One hundred and forty-three million dollars. What would I do with it—what couldn’t I do with it? I had known my parents had left me a little money, but—
One hundred and forty-three million—!
I was having trouble swallowing.
“I thought it was in trust until I was twenty-five,” I said.
“No,” he corrected. “It’s for me to administer for you until you’re ready for it. You can have it any time you want.”
“I’m not so sure I want it,” I said slowly. “No—I mean, of course, I want it! It’s just that—” How to explain? I had visions of myself trapped in a big mansion surrounded by butlers and bodyguards whose sole duty was to make sure that I dusted the stacks of bills every morning. One hundred and forty-three million dollars. Even in hundreds, it would fill several closets. “I’m doing okay—” I started to say, then stopped. I didn’t know what to say.
Uncle Jim frowned. “Yes, I keep forgetting. There’s been so much—Danny, I’m going to increase your allowance by an extra thousand dollars a week, but I want you to do something to earn it.”
“Sure,” I said, delighted in spite of myself. This was a sum of money I could understand. “What do I have to do?”
“Keep a diary.”
“A diary?”
“That’s right.”
“You mean write things down in a black book every day? Dear diary, today I kissed a girl, that kind of stuff?”
“Not exactly. I want you to record the things that seem important to you. Type out a few pages every day, that’s all. You can record specific incidents or just make general comments about anything worth recording. All I want is your guarantee that you’ll add something to it every day—or let’s say a
t least once a week. I know how you get careless sometimes.”

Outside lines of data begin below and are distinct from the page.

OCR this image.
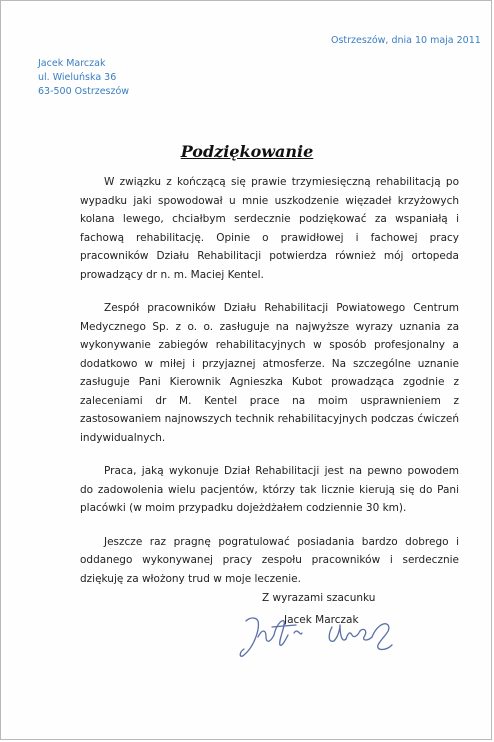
Ostrzeszów, dnia 10 maja 2011
Jacek Marczak
ul. Wieluńska 36
63-500 Ostrzeszów
Podziękowanie

W związku z kończącą się prawie trzymiesięczną rehabilitacją po wypadku jaki spowodował u mnie uszkodzenie więzadeł krzyżowych kolana lewego, chciałbym serdecznie podziękować za wspaniałą i fachową rehabilitację. Opinie o prawidłowej i fachowej pracy pracowników Działu Rehabilitacji potwierdza również mój ortopeda prowadzący dr n. m. Maciej Kentel.

Zespół pracowników Działu Rehabilitacji Powiatowego Centrum Medycznego Sp. z o. o. zasługuje na najwyższe wyrazy uznania za wykonywanie zabiegów rehabilitacyjnych w sposób profesjonalny a dodatkowo w miłej i przyjaznej atmosferze. Na szczególne uznanie zasługuje Pani Kierownik Agnieszka Kubot prowadząca zgodnie z zaleceniami dr M. Kentel prace na moim usprawnieniem z zastosowaniem najnowszych technik rehabilitacyjnych podczas ćwiczeń indywidualnych.

Praca, jaką wykonuje Dział Rehabilitacji jest na pewno powodem do zadowolenia wielu pacjentów, którzy tak licznie kierują się do Pani placówki (w moim przypadku dojeżdżałem codziennie 30 km).

Jeszcze raz pragnę pogratulować posiadania bardzo dobrego i oddanego wykonywanej pracy zespołu pracowników i serdecznie dziękuję za włożony trud w moje leczenie.

Z wyrazami szacunku
Jacek Marczak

“And you want to read it—?” I started to ask.
“Oh, no, no, no—” he said hastily. “I just want to know that you’re keeping it up. You won’t have to show it to me. Or anyone. It’s your diary. What you do with it or make of it is up to you.”

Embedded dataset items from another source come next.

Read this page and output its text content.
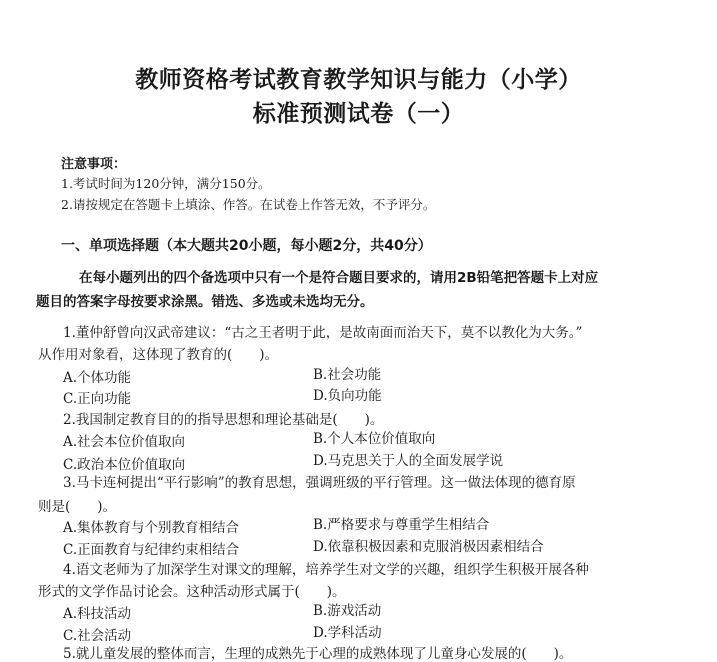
教师资格考试教育教学知识与能力（小学）
标准预测试卷（一）
注意事项：
1.考试时间为120分钟，满分150分。
2.请按规定在答题卡上填涂、作答。在试卷上作答无效，不予评分。
一、单项选择题（本大题共20小题，每小题2分，共40分）
在每小题列出的四个备选项中只有一个是符合题目要求的，请用2B铅笔把答题卡上对应
题目的答案字母按要求涂黑。错选、多选或未选均无分。
1.董仲舒曾向汉武帝建议：“古之王者明于此，是故南面而治天下，莫不以教化为大务。”
从作用对象看，这体现了教育的(　　)。
A.个体功能	B.社会功能
C.正向功能	D.负向功能
2.我国制定教育目的的指导思想和理论基础是(　　)。
A.社会本位价值取向	B.个人本位价值取向
C.政治本位价值取向	D.马克思关于人的全面发展学说
3.马卡连柯提出“平行影响”的教育思想，强调班级的平行管理。这一做法体现的德育原
则是(　　)。
A.集体教育与个别教育相结合	B.严格要求与尊重学生相结合
C.正面教育与纪律约束相结合	D.依靠积极因素和克服消极因素相结合
4.语文老师为了加深学生对课文的理解，培养学生对文学的兴趣，组织学生积极开展各种
形式的文学作品讨论会。这种活动形式属于(　　)。
A.科技活动	B.游戏活动
C.社会活动	D.学科活动
5.就儿童发展的整体而言，生理的成熟先于心理的成熟体现了儿童身心发展的(　　)。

My mind was already working—an extra thousand dollars a week. “Can I dictate it and have someone type it up for me?”
He shook his head. “It has to be a personal diary, Danny. That’s the whole purpose of it. If it has to pass through someone else’s hands, you might be inhibited. I want you to be honest.” He straightened up where he sat, and for a moment he looked like the Uncle Jim I remembered, tall and strong. “Don’t play any games, Danny. Be truthful in your diary. If you’re not, you’ll only cheat yourself. And put down everything—everything that seems important to you.”

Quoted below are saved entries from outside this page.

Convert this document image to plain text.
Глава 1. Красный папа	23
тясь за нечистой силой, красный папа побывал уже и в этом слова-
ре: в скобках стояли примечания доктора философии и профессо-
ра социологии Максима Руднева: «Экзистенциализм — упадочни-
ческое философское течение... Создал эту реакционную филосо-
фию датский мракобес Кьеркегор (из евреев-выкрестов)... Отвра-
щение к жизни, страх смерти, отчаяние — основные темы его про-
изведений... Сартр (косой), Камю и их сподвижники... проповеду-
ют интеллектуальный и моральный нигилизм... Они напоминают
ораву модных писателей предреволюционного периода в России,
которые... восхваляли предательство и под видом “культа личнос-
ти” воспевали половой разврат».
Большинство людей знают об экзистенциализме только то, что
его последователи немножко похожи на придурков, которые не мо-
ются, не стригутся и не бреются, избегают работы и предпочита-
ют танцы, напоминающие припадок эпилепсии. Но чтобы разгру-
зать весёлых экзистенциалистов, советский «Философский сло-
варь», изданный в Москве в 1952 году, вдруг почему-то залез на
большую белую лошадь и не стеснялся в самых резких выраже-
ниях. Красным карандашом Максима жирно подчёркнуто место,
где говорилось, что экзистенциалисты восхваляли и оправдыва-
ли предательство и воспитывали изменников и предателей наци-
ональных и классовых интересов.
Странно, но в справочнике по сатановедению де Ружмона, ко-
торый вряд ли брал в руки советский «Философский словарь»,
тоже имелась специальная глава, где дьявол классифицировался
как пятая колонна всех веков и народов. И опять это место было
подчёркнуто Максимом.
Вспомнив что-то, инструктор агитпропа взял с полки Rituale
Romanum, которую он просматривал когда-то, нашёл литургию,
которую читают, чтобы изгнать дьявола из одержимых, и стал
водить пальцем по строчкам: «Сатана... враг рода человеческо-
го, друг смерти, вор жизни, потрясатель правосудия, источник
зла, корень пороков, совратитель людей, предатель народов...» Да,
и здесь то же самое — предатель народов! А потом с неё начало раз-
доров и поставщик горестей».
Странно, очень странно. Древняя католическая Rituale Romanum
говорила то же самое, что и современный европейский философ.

“Everything,” I repeated dumbly.
He nodded. There was a lot of meaning in that word.
“All right,” I said. “But why?”
“‘Why?’” He looked at me. “You’ll find out when you write it.” As usual, he was right.
I’m not fooled. Uncle Jim is trying to teach me something. This isn’t the first time he’s thrown me into the deep end of the pool.
Okay, this is it. At least this is today’s answer:
There’s a point beyond which money is redundant.
This is not something I discovered just this week.